Cronaca

“Anteo”, Emanuele Mancuso racconta l’arsenale dei Fabiano: “Avevano armi da guerra”

Il pentito commenta anche lo spaccio di cocaina: "Gliel'ho venduta ad assai proprio… li ho massacrati... gliel’ho data a 70 euro al grammo"

MANCUSO ANTEO

Nell’operazione “Anteo“, che ha svelato quella che secondo gli inquirenti era un’associazione criminale dedita al traffico di stupefacenti tra Catanzaro, Vibo e Reggio, un ruolo rilevante nelle indagini l’ha avuto il pentito Emanuele Mancuso, collaboratore di giustizia dal giugno del 2018. Come si legge nell’ordinanza di custodia cautelare, infatti, “risulta che Emanuele Mancuso abbia intrattenuto qualificati rapporti relazionali con i promotori e i partecipanti dell’associazione finalizzata al traffico di droga, con lo scopo di rifornire quel sodalizio di sostanze provenienti da soggetti appartenenti al circuito di narcotraffico a cui egli era organico”.

La cocaina a 70 euro al grammo: “Li ho massacrati”.
I rapporti illeciti – scrivono gli inquirenti – “non si sono limitati alla mera compravendita di sostanze stupefacenti, ma hanno riguardato, altresì, il complementare traffico di armi ed esplosivi (anche del tipo di guerra)”. Emanuele Mancuso, in particolare, “colloca l’origine del rapporto con i fratelli Fabiano nel settembre 2017 quando Damiano e Giuseppe Fabiano, a lui introdotti da Daniele Cortese, si erano presentati con del denaro per acquistare alcuni quantitativi di cocaina”. “A quanto vendevate voi la cocaina?” ha chiesto a riguardo la dottoressa Rizza. “Assai proprio… li ho massacrati – ha risposto Emanuele Mancuso – gliel’ho data 70 euro al grammo“.

Le armi in cambio della droga.
Damiano e Giuseppe Fabiano, i fratelli che cita Emanuele Mancuso, risultano indagati nell’inchiesta perché – si legge sempre nell’ordinanza di custodia cautelare – “in concorso tra loro detenevano illegalmente un indeterminato numero di armi da fuoco” che secondo gli investigatori avrebbero proposto a Emanuele Mancuso “quale contropartita per il pagamento di una precedente fornitura di sostanze stupefacenti”. Lo stesso Mancuso che, nel corso della collaborazione, “ha esplicitamente affermato di essere a conoscenza della grande disponibilità di armi in capo all’associazione criminale promossa e organizzata dai fratelli Fabiano, avendo ricevuto, reiteratamente, l’offerta delle armi, sia avendone ricevute alcune a saldo di un debito di Damiano Fabiano in relazione alla fornitura di sostanza stupefacente”.

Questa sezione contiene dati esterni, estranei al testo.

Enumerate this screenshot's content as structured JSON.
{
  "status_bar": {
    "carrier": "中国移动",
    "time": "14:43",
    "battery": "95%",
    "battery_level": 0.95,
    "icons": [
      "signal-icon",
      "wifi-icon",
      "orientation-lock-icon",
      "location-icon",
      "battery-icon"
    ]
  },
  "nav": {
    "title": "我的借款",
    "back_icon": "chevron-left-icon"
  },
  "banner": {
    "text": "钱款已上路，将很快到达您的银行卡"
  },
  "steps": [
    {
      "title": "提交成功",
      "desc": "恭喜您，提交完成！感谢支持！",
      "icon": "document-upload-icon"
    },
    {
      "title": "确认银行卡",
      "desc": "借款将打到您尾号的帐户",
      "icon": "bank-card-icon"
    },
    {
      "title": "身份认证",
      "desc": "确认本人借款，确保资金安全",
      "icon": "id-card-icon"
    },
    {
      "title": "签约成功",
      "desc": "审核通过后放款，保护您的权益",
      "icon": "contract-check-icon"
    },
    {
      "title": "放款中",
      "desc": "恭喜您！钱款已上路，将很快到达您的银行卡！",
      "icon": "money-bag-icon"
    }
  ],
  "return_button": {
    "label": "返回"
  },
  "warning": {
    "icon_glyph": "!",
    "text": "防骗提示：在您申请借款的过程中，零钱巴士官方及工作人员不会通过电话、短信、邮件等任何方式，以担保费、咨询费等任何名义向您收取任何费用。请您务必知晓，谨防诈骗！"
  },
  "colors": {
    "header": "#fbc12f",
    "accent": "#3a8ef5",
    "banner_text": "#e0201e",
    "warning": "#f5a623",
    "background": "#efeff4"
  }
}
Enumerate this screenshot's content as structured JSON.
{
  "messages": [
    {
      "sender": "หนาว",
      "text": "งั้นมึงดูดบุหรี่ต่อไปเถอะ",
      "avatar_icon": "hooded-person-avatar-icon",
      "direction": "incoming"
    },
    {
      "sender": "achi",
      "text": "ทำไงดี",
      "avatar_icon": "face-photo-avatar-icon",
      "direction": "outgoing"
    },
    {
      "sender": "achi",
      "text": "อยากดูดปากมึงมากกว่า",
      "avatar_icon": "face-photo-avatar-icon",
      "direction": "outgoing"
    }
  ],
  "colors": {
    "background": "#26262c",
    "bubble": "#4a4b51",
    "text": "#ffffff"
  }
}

“Mitra, kalashnikov, fucili, pistole, giubbotti antiproiettile…”.
Emanuele Mancuso ha descritto le armi che avrebbe ricevuto da Damiano Fabiano come “armi da guerra” che egli stesso avrebbe scelto, potendo consultare un “lungo elenco”, riportato su un foglio, di circa “venti o trenta armi differenti“, che “Damiano Fabiano gli aveva proposto tra quelle di cui la sua organizzazione aveva la materiale disponibilità”. Emanuele Mancuso ha parlato, invero, di una dotazione di “armi, munizioni e componenti vari […] mitra, kalashnikov, fucili, pistole…”, che sarebbero state “offerte in blocco da Damiano Fabiano per estinguere l’intero debito residuo, tra le quali lui e Daniele Cortese scelsero quelle da scontare per il valore i 2mila euro”. Il pentito ha quindi riferito di una “illimitata” disponibilità di armi, nonché di “materiale necessario all’utilizzo di esplosivi“: “Avevano tutto… giubbotti antiproiettileerano attrezzati di tutto… se non sbaglio ho sentito che avevano anche ordignibombe e cose varie”. Oltre a “armi di vecchia generazione ma funzionanti, fucili da caccia, fucili a canne mozze”. Il collaboratore ha poi affermato di non avere accettato l’estinzione del debito, integralmente, con il conferimento di armi. “I fratelli Fabiano avevano tuttavia chiesto – scrivono ancora gli inquirenti – di proporre l’acquisto delle armi a Salvatore Ascone da Limbadi (che il pentito descrive come ‘il mio fornitore di cocaina’), a cui il Mancuso aveva sottoposto il foglietto con l’elenco delle armi, che però non le volle“.